Adding websites to the Incident List

Use the Configure > SSL > Incidents > Add Website tab to specify sites that you want to allow, blacklist, or tunnel. Sites that are added manually are assigned chronological Ticket IDs. These appear on the Incident List. See Viewing incidents.

Steps

  1. Enter the URL of the site to add to the Incident List.
    Note: When specifying an IPv6 address, enclose the address in square brackets ([]).
  2. Select either By Certificate or By URL.
    • By Certificate provides greater security. When a site is added by certificate:
      • Clients cannot bypass the policy by using the IP address rather than the URL.
      • Content Gateway retrieves the server certificate and adds the site to the Incident List.

        If sites are blocked by certificates, wildcard certificates are not accepted, even if the common name is recognized.

    • Select By URL to tunnel, allow, or blacklist the site.
  3. In the Action drop-down list, specify if the site should be added with Tunnel, Allow, or Blacklist status.
    • Tunnel: (Valid for By URL only) The site is tunneled. Traffic is not decrypted and Content Gateway does not check the certificate.
      Important:

      Tunnel by URL does not work for all transparent proxy requests.
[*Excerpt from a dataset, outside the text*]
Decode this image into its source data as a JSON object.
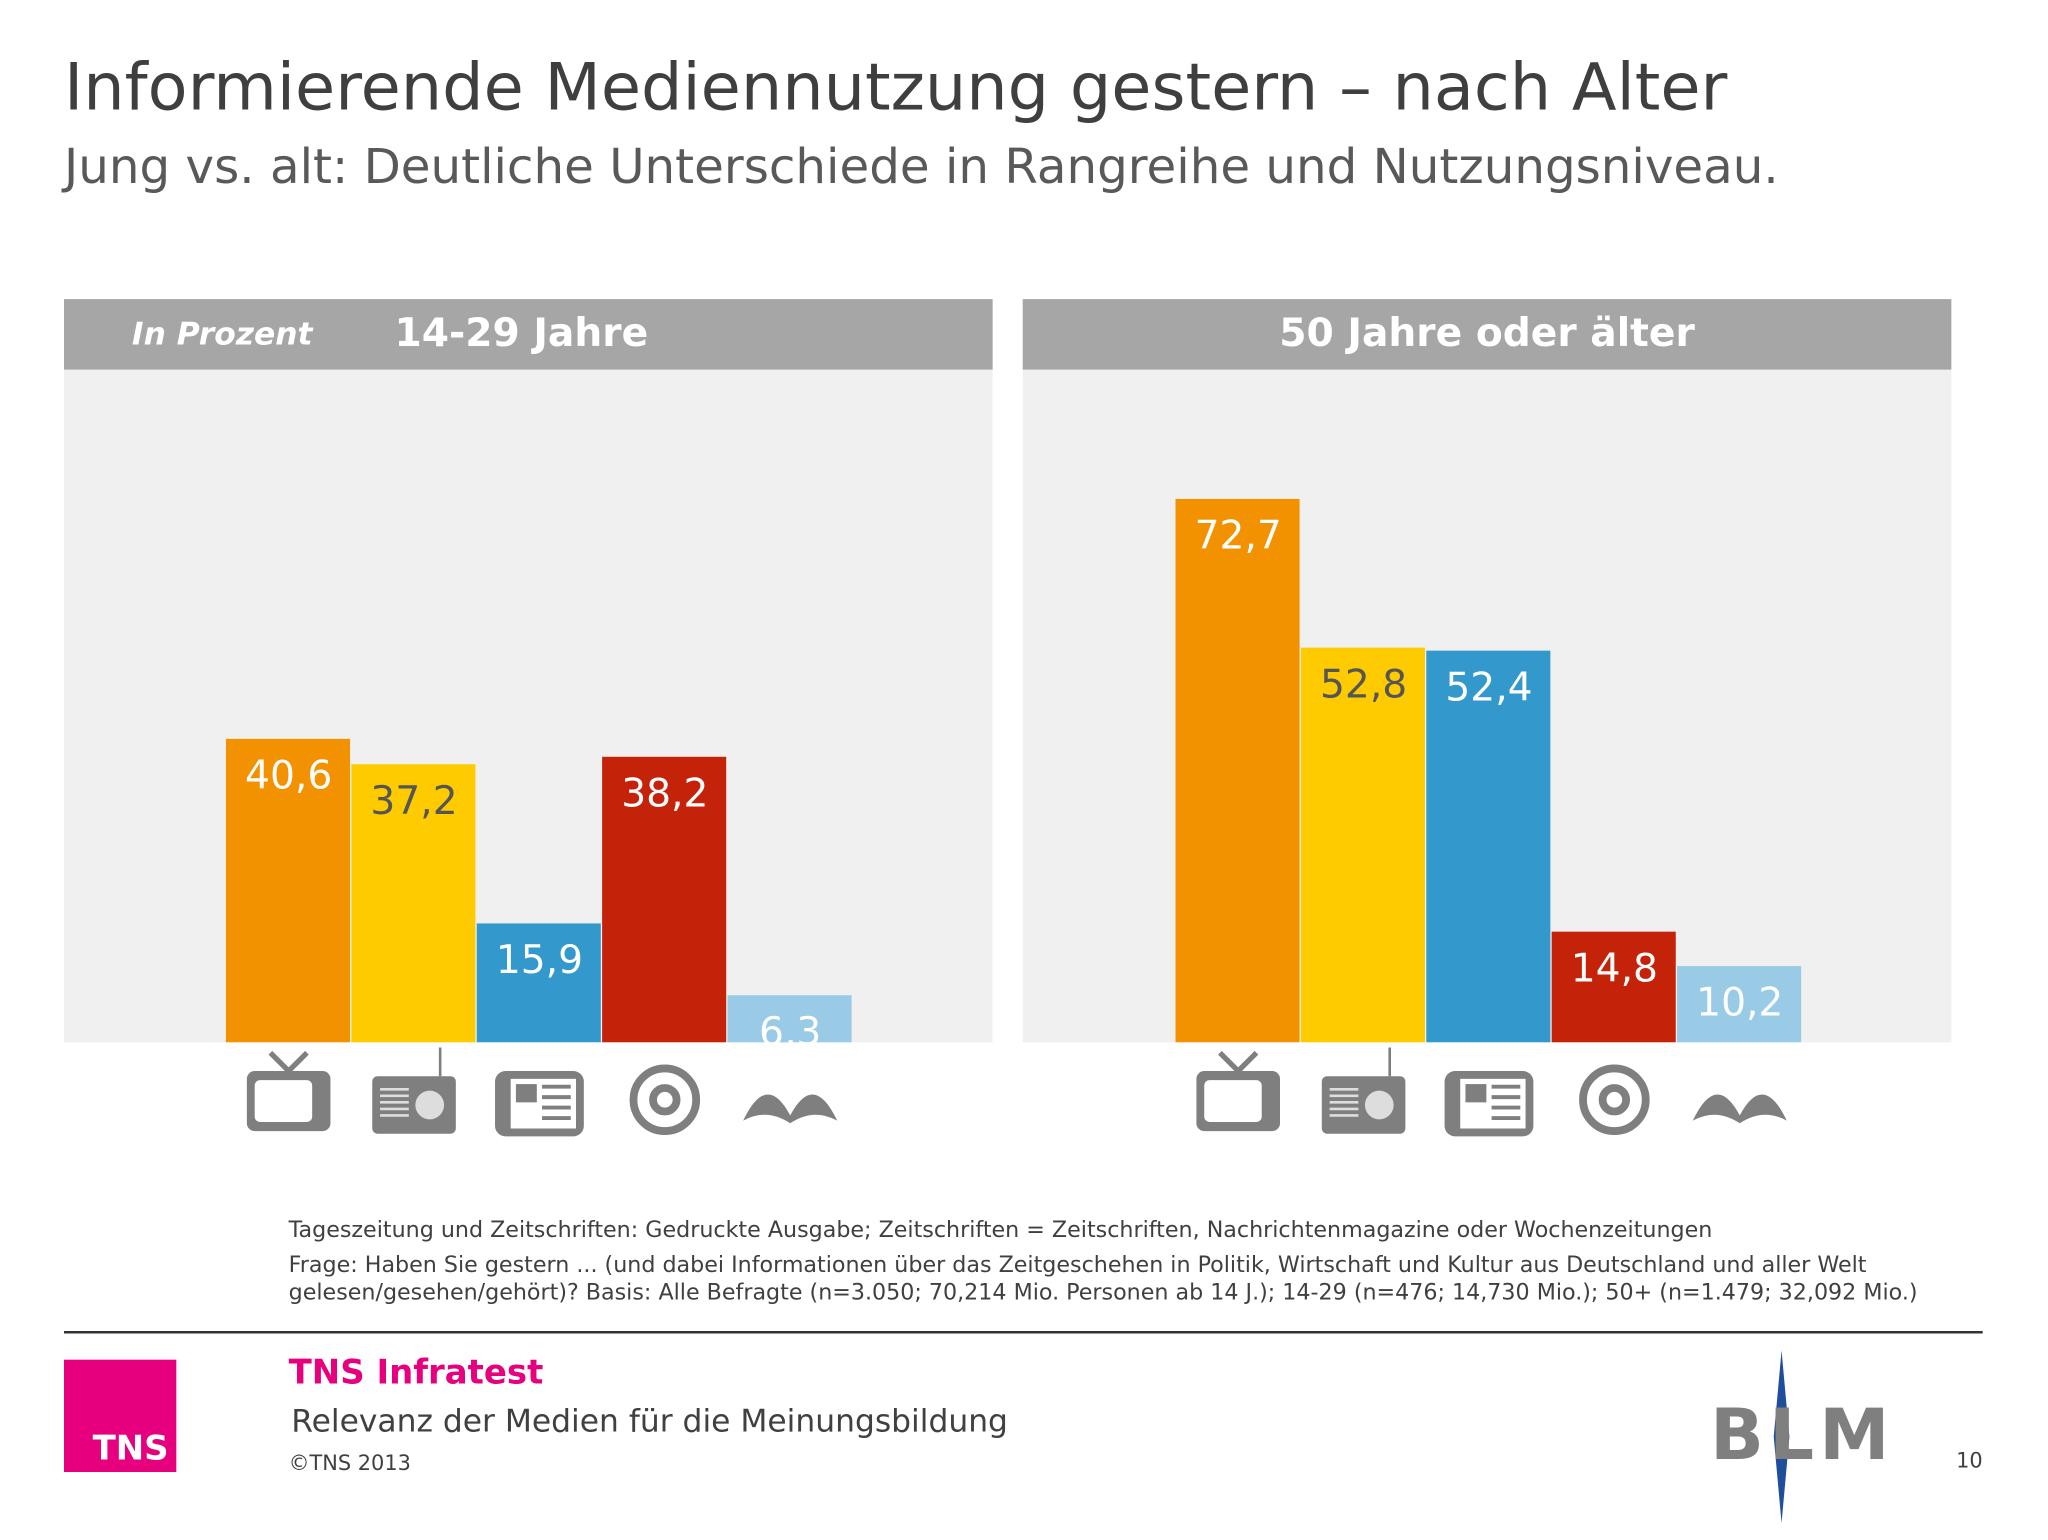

      It works under these conditions:

      • When the client application uses TLS and includes an SNI (server name indication), Content Gateway checks the Incident list for the hostname in the SNI.
      • When there is no SNI, Content Gateway connects to the origin server to retrieve the certificate. If the Common Name is a unique FQDN, Content Gateway looks it up in the Incident list. If the Common Name contains a “*” (wildcard), or is not a unique FQDN, Content Gateway looks for the IP address in the Incident list.

      Alternatively, use ARM Static bypass rules.

    • Allow: Users can access the site even if the certificate is not valid. Traffic is decrypted, and certificate checking is disabled.
    • Blacklist: The site is completely blocked. Users cannot access this site even if the Verification Bypass is configured.
  4. Click Apply.

    As a best practice, administrators should manually add sites to the Incident List after monitoring network traffic for a period of time with the CVE disabled. (See Configuring validation settings.) This enables administrators to improve performance by tunneling trusted sites and blocking those they know should not be accessed.